Financial Crisis: What If...?
October 31, 2008 posted by Linda Basch
I’d like to share my op-ed that appeared in the Huffington Post this week about the Wall Street meltdown and the question of how things might have been different with a more diverse leadership in place. I’m also posting the message I received from Subha Barry of Merrill Lynch that prompted my op-ed piece. Subha provides an expert description of the financial crisis and argues for greater responsibility all around. I hope you will pass it on.
How do we find ourselves here?
By Subha Barry
I’ve worked in the financial markets in one capacity or another for the past 25 years and wonder how it is that an industry filled with incredibly smart people was unable to stop itself from going over the precipice. How is it that we are reduced to needing a bailout, even as our firms are sold or bankrupted?!
As I see the players in this drama, there’s plenty of blame to go around and it all stems from a lack of accountability. No one seems to have learned that there is a consequence for every action we take, and that consequence is ours to bear. The moment we take the action, the consequence is set in motion and no amount of denial or finger-pointing can change that.
Where to begin?
- Homeowners purchased houses they couldn’t afford. Banks were willing to lend 100% of the financing without a credit check. Artificially inflated by cheap credit, housing prices went up year after year.
- Banks and financial institutions loaned money indiscriminately. Risk was minimized by bundling and packaging mortgages into complex instruments unrecognizable and untraceable to their origins.
- Banks sold these complex investments to everyone they could. Some institutions, for good measure, kept them on their own balance sheets when they ran out of buyers!
- Stock analysts and investors cheered quarter-over-quarter growth. CEOs fueled growth by the continued creation of these complex products. Rating agencies were happy to stamp AAA on these instruments for a fee.
- Insurance companies, for the right price, wrote policies to cover default risk, never anticipating they would actually have to make any large payments. Regulatory institutions remained in the Dark Ages, enforcing rules that were no longer relevant, unaware that the products and organizations they regulated had become incredibly complex and needed a new set of eyes, guts and rules to shepherd them.
Amazingly, while all this happened, the largest economy in the world wrapped itself with a veneer of prosperity and lulled itself into a false sense of comfort and security.
If it seemed too good to be true, it was.
If any one of these constituencies held themselves accountable for their actions, we would have seen remedies for some of these issues a long time ago.
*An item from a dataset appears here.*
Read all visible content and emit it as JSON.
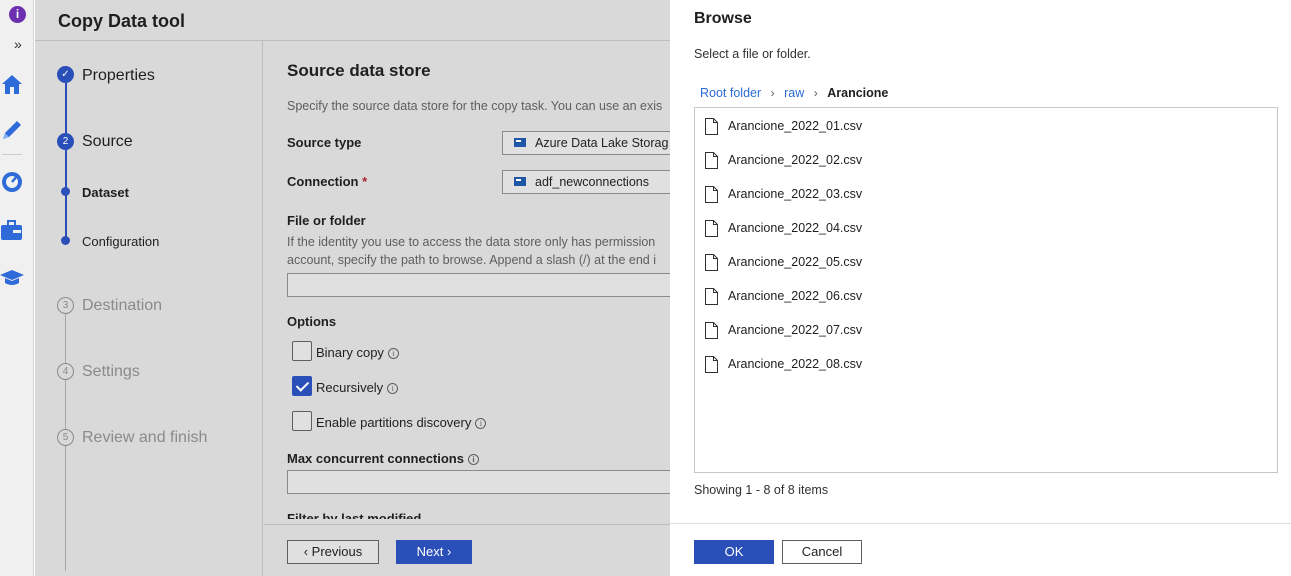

We certainly would not have the meltdown we are seeing today. Sadly, fueled by greed and ignorance, the pyramid continued to build, not standing on its base but on its tip. The tipping over was inevitable.
I have heard it said that if good people stand up, the bad can’t win. Did enough good people not stand up or did they not shout loudly enough? Perhaps the most important lesson we can teach the next generation is to take personal responsibility for their actions. There cannot be a more vivid illustration of what happens when we don’t.
Subha Barry is Managing Director, Head of Global Diversity and Inclusion at Merrill Lynch. She is on the Board of Directors of the National Council for Research on Women and an active member of the Council’s Corporate Circle.